Marlborough est ainsi un combattant implacable sur le champ de bataille ; mais dès qu’il quitte sa cuirasse de chef de guerre, il est d’abord un grand séducteur. Sans ce talent, on ne saurait expliquer la faveur dont il a joui auprès de plusieurs souverains britanniques, et sans laquelle ses autres qualités n’auraient sans doute pas pu éclore. Le premier de ses protecteurs est Jacques Stuart, duc d’York, qui deviendra Jacques ii d’Angleterre – et amant d’Arabella Churchill, la sœur de John, liaison qui permet à celui-ci de bâtir de solides relations avec le futur roi. On peut aussi citer le soutien de la duchesse de Cleveland, maîtresse en titre de Charles ii, qui prend le jeune John pour amant et lui permet d’acquérir sa première compagnie d’infanterie – à l’époque, les charges d’officier sont payantes. S’il n’avait pas été aussi beau, sa carrière aurait-elle seulement pu démarrer ? Enfin, comme nous l’avons vu, le soutien d’Anne Stuart lui permet d’accéder aux plus hautes fonctions dès que celle-ci accède au trône, en 1702.
Cet art de la séduction est aussi mis au service de ses nombreuses intrigues. C’est le cas en 1688, à la veille de la Glorieuse Révolution : alors qu’il assure Jacques ii de sa fidélité, il prend langue avec Guillaume d’Orange et participe à un vaste réseau de conspiration au sein des troupes royales. Quand Guillaume débarque en Angleterre, Churchill fait donc défection, ce qui contribue à l’effondrement nerveux de Jacques ii, à la dissolution de son armée et ainsi au succès du soulèvement9. Mais après la fuite de Jacques ii en France, Churchill reprend ses relations avec lui, jouant un double ou triple jeu particulièrement trouble. On le voit ainsi proposer à Jacques ii de soutenir un débarquement français en Angleterre ! Les échanges avec les partisans de Jacques continuent durant la guerre de Succession d’Espagne, pour prendre la forme d’une diplomatie parallèle, et ils perdurent tout au long de sa vie.
- Oppositions
Des qualités exceptionnelles, la faveur de plusieurs souverains, un goût immodéré pour l’intrigue : c’est entre ces trois pôles que se joue l’ascension de Churchill. Mais un tel succès n’a pas été sans susciter beaucoup d’oppositions. Son extraction sociale, tout d’abord, lui a toujours été reprochée. Dès ses jeunes années, alors qu’il commence à se faire connaître à la cour, on moque son impécuniosité et on l’accuse de se servir de ses charmes pour gagner de l’argent10. Elle est aussi source de tensions avec ses homologues au sein des armées européennes. Le problème se pose dès le siège de Cork, en 1690. Churchill dirige le corps expéditionnaire qui provient d’Angleterre, mais durant le siège, il est rejoint par un détachement conduit par le duc de Wurtemberg. Ce membre de la haute aristocratie germanique réclame alors la direction des troupes, au regard de sa naissance. Marlborough refusant de céder sa place, les deux hommes aboutissent à un compromis, le commandement étant assuré par alternance.
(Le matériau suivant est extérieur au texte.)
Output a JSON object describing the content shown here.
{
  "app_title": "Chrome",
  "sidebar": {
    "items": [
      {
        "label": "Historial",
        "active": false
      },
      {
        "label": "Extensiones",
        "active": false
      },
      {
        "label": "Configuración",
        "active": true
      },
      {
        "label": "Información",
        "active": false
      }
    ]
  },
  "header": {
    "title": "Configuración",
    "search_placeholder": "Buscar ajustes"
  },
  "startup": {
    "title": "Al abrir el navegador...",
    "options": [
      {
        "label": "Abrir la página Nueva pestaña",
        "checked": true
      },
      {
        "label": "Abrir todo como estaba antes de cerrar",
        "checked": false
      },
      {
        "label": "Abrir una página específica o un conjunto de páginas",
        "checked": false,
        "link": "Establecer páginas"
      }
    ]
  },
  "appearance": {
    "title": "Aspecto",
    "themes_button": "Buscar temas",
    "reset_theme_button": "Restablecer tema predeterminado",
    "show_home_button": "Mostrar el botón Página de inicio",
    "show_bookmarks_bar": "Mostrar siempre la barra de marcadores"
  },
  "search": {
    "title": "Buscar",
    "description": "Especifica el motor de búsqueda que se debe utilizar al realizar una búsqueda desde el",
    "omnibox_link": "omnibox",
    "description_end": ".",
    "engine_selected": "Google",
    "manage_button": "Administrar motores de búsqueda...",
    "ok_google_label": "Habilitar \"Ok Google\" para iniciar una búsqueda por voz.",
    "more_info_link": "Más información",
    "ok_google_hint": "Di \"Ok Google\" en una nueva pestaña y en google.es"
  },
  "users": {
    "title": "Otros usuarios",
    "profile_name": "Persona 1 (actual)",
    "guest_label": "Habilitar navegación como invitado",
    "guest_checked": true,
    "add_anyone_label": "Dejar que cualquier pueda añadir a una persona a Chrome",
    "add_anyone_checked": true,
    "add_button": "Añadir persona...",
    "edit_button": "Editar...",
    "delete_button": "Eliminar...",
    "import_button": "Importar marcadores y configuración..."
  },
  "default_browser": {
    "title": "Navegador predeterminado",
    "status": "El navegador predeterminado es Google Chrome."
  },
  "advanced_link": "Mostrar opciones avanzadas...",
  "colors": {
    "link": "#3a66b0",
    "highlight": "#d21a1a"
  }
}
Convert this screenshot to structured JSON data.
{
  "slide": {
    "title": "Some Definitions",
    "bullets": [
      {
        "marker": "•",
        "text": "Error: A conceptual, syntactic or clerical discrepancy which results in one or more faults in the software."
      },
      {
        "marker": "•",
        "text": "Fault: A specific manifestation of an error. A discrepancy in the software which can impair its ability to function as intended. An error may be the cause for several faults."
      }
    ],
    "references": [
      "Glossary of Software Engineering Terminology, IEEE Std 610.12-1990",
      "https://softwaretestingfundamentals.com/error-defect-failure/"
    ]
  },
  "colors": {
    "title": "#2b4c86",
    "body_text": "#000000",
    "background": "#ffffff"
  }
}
Le problème devient plus aigu encore quand Marlborough se voit confier le commandement des troupes alliées aux Pays-Bas espagnols. Les généraux hollandais, parfois issus de familles princières, rechignent à se soumettre à son autorité. Dans ce cas, le problème de l’extraction sociale n’est pas seul en cause : les Hollandais voient en Marlborough un général de faveurs sans réelle expérience puisqu’il n’a jamais dirigé en chef d’armée sur le continent. Là encore, on trouve un compromis : l’Anglais pourra commander l’ensemble des troupes alliées, mais les députés des états généraux (des civils qui suivent l’armée et représentent le gouvernement hollandais) auront un droit de veto sur ses décisions. L’équation est plus complexe encore quand Churchill combine ses troupes avec les armées d’autres puissances, par exemple celles de l’empereur. Il doit déployer des trésors d’habileté, et un savant mélange de flatteries, de pression et de mystification, pour amener ses homologues et ses subordonnés à se conformer à ses plans.
Cela explique aussi, en partie, pourquoi Marlborough est avide de titres. Quand il obtient de la reine Anne un titre ducal, en 1702, c’est autant pour le récompenser du succès de sa campagne que pour asseoir son autorité sur ses homologues. Deux ans plus tard, après son triomphe à Blenheim, il vise encore plus haut : il obtient de l’empereur un titre de prince d’empire. Comme un souverain, il a le droit de frapper monnaie, droit qu’il se garde bien d’exercer pour ne pas choquer ses compatriotes qui le voient d’un mauvais œil bénéficier de largesses de la part de puissances étrangères11. Dans cette course aux honneurs, il lui arrive parfois de connaître des revers. En 1706, après son éclatante victoire de Ramillies, l’empereur lui propose la charge de gouverneur général des Pays-Bas espagnols, aussi prestigieuse que lucrative. Mais Churchill doit décliner l’offre : elle révolte les Hollandais, qui craignent qu’il ne devienne tout-puissant ; et là encore son origine sociale ne semble pas compatible avec une fonction qui s’apparente à celle d’un vice-roi.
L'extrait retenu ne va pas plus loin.